My first thought was Mongolia – it was close, and I’ve always wanted to see it.
But I was running out of money and needed to step up my online work, and the internet in Mongolia has a bad reputation for being hard to find and unreliable.
Mongolia would have to wait. Now I needed a Plan B.
I then thought of Hong Kong, though it was far, far away in the south of China. Research yielded a 24-hour train that would take me straight there.
Fine – Hong Kong it is!
Now, time to enjoy Beijing
Although our hotel room was near Tiananmen Square, we only got as far as an ornate gate that lies south of it called Qianmen. It was nice and threw the shame of our missing out on Beijing in stark relief.
Like Klang, Malaysia or Zhuzhou, China, Beijing would become one of those places that you add to the list of places to return to and see properly because you had to miss them the first time.
My favorite thing in Beijing was a dinner we had at a little hole-in-the-wall place near our hotel: meat and vegetables on skewers with some spicy stuff added to them. They were extremely spicy, about as much as the jaw-dissolving stew we had in Chongqing.
I drank beer and Masayo drank tea but our mouths were flaming red by the end.
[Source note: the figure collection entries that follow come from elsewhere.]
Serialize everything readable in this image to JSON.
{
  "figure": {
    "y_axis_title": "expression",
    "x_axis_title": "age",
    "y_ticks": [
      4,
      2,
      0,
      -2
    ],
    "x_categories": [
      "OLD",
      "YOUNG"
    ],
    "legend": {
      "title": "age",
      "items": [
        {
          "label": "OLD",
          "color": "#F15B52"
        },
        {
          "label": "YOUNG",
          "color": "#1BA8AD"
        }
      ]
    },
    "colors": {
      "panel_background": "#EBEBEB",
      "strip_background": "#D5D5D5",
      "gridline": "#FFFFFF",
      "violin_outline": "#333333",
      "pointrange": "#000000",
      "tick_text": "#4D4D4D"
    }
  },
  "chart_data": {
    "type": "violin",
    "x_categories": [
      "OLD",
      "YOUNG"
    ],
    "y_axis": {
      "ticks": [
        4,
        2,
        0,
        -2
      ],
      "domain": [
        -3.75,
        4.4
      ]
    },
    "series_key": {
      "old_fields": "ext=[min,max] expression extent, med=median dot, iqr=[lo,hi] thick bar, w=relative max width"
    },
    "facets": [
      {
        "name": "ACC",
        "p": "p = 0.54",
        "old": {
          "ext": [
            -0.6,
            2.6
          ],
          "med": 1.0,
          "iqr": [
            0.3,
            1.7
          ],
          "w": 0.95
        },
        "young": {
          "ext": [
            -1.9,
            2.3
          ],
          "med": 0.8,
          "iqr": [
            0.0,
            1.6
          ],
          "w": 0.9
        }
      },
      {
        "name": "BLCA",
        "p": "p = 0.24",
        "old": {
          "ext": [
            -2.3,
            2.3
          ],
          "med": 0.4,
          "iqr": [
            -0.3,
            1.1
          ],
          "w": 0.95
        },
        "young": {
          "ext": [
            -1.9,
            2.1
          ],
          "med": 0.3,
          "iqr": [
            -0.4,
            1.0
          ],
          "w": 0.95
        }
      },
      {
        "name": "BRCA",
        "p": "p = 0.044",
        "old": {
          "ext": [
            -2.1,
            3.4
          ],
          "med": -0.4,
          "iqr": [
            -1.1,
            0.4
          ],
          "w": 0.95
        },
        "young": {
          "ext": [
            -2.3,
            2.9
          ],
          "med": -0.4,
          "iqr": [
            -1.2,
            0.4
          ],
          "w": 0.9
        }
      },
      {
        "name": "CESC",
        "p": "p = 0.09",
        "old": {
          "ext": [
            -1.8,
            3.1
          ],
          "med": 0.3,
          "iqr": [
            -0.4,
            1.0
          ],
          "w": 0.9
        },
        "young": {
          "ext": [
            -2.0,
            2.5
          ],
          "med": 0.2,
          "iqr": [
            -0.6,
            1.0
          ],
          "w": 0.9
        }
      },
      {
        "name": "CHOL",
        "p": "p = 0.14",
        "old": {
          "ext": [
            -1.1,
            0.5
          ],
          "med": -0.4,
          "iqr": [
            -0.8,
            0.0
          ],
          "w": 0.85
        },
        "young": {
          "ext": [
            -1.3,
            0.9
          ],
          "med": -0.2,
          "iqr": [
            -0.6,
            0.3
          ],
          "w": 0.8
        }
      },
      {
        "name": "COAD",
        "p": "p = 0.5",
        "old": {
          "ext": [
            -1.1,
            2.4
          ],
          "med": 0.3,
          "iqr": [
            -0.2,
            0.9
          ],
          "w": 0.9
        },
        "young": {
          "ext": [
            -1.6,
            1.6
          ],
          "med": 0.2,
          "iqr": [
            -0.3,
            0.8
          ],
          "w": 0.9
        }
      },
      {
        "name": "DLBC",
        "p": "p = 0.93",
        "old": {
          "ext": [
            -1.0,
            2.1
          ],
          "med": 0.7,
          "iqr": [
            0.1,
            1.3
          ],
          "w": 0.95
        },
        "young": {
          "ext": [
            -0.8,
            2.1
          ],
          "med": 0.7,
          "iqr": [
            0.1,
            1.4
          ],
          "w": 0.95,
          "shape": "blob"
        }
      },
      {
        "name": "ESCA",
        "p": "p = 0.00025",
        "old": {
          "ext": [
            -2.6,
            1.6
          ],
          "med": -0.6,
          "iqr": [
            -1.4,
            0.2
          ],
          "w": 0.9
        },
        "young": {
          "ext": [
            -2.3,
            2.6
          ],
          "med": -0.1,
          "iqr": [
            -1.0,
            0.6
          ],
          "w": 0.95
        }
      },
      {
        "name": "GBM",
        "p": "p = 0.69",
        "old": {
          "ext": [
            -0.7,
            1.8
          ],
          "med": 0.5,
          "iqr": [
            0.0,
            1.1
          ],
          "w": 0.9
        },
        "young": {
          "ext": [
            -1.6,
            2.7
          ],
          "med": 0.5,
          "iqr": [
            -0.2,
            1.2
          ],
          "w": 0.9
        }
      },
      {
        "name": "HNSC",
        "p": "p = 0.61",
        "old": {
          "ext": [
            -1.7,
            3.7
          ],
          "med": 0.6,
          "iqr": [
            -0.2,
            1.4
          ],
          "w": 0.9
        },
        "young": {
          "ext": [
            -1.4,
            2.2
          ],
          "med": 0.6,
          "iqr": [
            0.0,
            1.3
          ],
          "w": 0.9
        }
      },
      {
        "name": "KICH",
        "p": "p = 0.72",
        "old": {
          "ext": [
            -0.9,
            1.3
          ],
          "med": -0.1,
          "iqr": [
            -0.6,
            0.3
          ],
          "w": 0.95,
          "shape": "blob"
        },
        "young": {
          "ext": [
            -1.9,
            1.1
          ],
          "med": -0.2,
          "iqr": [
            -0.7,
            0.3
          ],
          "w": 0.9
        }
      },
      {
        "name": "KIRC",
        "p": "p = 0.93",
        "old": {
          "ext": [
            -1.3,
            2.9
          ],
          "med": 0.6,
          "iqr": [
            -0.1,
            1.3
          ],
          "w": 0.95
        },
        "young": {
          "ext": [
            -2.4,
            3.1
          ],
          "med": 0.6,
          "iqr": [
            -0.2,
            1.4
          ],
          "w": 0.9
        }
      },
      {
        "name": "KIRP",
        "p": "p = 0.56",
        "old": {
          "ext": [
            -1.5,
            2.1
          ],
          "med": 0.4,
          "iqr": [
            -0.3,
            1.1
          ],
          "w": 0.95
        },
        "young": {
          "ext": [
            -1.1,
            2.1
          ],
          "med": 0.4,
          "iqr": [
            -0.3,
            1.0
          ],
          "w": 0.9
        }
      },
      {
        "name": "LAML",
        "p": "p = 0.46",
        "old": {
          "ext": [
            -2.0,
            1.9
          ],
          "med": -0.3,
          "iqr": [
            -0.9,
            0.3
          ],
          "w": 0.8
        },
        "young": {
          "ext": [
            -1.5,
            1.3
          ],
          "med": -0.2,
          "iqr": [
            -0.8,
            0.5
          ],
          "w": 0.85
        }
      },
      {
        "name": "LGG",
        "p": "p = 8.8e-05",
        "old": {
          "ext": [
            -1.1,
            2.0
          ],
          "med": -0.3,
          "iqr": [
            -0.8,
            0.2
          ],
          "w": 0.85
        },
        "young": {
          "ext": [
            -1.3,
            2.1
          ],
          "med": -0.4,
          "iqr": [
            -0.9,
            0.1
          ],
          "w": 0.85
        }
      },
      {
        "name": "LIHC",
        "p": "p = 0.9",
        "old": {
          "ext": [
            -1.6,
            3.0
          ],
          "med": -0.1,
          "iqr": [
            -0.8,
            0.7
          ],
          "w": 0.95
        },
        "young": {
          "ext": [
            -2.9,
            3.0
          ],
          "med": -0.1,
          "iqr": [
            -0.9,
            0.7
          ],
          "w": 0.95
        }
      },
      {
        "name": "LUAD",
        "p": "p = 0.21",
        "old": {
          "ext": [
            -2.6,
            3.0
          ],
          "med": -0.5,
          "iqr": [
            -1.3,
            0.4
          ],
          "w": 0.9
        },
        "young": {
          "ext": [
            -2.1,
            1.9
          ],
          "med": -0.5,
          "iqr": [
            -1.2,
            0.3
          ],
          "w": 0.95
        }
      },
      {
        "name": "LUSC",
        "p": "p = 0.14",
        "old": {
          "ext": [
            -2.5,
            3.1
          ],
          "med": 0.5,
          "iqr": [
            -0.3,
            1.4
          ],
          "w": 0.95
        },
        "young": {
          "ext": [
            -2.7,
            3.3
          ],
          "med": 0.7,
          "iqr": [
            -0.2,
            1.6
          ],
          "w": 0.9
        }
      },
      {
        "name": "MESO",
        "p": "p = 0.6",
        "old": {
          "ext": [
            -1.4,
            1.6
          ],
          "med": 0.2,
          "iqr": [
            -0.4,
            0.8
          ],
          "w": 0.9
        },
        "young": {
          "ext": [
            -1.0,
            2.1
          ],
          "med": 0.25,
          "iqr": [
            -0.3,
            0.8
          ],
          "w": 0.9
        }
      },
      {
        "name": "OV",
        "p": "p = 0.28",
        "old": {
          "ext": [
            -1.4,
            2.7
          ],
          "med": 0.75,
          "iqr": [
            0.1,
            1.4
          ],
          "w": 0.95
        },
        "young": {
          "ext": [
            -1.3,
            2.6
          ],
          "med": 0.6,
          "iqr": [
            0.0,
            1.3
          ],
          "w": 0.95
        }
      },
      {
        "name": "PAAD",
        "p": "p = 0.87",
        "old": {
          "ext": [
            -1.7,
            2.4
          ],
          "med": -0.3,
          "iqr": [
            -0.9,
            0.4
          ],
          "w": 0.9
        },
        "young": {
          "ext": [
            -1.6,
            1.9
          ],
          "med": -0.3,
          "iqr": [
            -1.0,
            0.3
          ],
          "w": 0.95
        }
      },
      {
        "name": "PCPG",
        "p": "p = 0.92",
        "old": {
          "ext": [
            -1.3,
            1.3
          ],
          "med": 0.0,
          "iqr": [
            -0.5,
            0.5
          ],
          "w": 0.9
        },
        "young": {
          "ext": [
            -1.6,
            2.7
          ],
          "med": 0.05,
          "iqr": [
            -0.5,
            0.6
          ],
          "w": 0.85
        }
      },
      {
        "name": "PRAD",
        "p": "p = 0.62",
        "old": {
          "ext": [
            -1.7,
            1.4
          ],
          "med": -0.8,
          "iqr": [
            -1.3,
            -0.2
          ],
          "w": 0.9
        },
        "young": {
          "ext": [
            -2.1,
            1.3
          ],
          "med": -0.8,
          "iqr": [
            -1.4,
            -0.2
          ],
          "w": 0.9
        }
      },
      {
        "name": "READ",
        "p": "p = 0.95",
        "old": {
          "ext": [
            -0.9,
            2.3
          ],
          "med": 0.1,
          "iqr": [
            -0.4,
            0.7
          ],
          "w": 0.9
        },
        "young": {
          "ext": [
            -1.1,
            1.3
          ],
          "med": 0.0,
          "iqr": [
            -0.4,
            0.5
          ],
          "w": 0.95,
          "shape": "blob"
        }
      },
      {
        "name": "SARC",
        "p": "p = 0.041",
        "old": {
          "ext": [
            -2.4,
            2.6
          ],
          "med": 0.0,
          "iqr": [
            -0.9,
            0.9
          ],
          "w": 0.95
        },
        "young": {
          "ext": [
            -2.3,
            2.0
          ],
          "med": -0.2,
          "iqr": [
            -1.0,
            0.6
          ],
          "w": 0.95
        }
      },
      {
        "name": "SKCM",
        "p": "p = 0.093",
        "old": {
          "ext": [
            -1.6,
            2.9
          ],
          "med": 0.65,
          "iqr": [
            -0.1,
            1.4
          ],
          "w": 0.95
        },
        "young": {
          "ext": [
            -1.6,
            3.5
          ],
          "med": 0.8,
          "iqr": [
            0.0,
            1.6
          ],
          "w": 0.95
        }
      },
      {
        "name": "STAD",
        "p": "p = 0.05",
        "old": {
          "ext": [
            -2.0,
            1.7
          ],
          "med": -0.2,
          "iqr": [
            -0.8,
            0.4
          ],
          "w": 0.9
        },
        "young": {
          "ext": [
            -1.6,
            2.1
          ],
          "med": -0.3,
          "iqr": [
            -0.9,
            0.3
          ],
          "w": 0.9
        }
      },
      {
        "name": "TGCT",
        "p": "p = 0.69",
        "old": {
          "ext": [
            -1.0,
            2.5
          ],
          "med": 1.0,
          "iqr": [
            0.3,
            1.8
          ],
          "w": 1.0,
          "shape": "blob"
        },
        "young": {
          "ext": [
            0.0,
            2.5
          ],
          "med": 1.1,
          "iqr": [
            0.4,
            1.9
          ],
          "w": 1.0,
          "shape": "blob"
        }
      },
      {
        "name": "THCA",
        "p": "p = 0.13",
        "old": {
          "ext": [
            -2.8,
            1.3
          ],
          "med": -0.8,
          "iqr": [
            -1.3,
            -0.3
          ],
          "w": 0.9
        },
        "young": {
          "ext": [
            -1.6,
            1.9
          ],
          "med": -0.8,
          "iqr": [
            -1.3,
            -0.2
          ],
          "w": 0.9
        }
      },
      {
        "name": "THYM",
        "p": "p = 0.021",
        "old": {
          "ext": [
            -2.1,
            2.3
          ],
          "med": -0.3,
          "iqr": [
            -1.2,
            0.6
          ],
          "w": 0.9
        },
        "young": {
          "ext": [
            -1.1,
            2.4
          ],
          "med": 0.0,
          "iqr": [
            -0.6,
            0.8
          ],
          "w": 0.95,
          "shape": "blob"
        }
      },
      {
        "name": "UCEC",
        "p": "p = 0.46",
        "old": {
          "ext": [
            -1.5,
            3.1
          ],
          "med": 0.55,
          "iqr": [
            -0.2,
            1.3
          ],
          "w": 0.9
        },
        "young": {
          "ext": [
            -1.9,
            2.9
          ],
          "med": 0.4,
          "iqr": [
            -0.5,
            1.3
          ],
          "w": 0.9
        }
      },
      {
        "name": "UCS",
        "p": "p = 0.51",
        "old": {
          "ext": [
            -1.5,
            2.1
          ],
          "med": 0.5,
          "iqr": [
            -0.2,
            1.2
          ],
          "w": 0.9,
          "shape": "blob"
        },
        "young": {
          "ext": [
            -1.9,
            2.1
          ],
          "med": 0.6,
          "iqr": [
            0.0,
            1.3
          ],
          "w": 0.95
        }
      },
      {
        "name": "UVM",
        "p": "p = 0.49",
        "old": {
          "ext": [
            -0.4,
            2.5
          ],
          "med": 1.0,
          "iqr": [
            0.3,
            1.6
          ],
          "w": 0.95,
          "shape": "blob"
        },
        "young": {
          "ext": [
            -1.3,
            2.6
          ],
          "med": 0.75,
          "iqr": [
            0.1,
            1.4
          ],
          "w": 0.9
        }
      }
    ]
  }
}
Out of some sort of masochistic “do as the locals” spirit, however, we ate everything, even the end of the green peppers that we knew were the hottest.
On the way home we stopped at an outside vendor and bought some homemade-looking yogurt drinks that came in miniature crockpots. The vendor tried to explain something about the jars to us.
We drank them in the room and we returned the little jars the next day. I’m not sure that was the proper protocol, but we were doing our best. They either appreciated that we did that or were mystified. (I think people generally drink them on the spot.)
The end of China
On Day 90 Masayo and I trudged over to the airport and I saw her off. It was kind of sad – every time this happens, because of our loose, no-plan lifestyle, I’m never quite sure if I’ll ever see her again. So far, we have always met again and done some more traveling, but I could easily see this being the last time.
But as I rode the airport shuttle back into town, and then found my 24-hour overnight train for Hong Kong, I tempered my sense of loss and loneliness with the excitement of going to yet another new (and last-minute) destination: Hong Kong!
What’s the fastest last-minute decision you’ve had to make while traveling?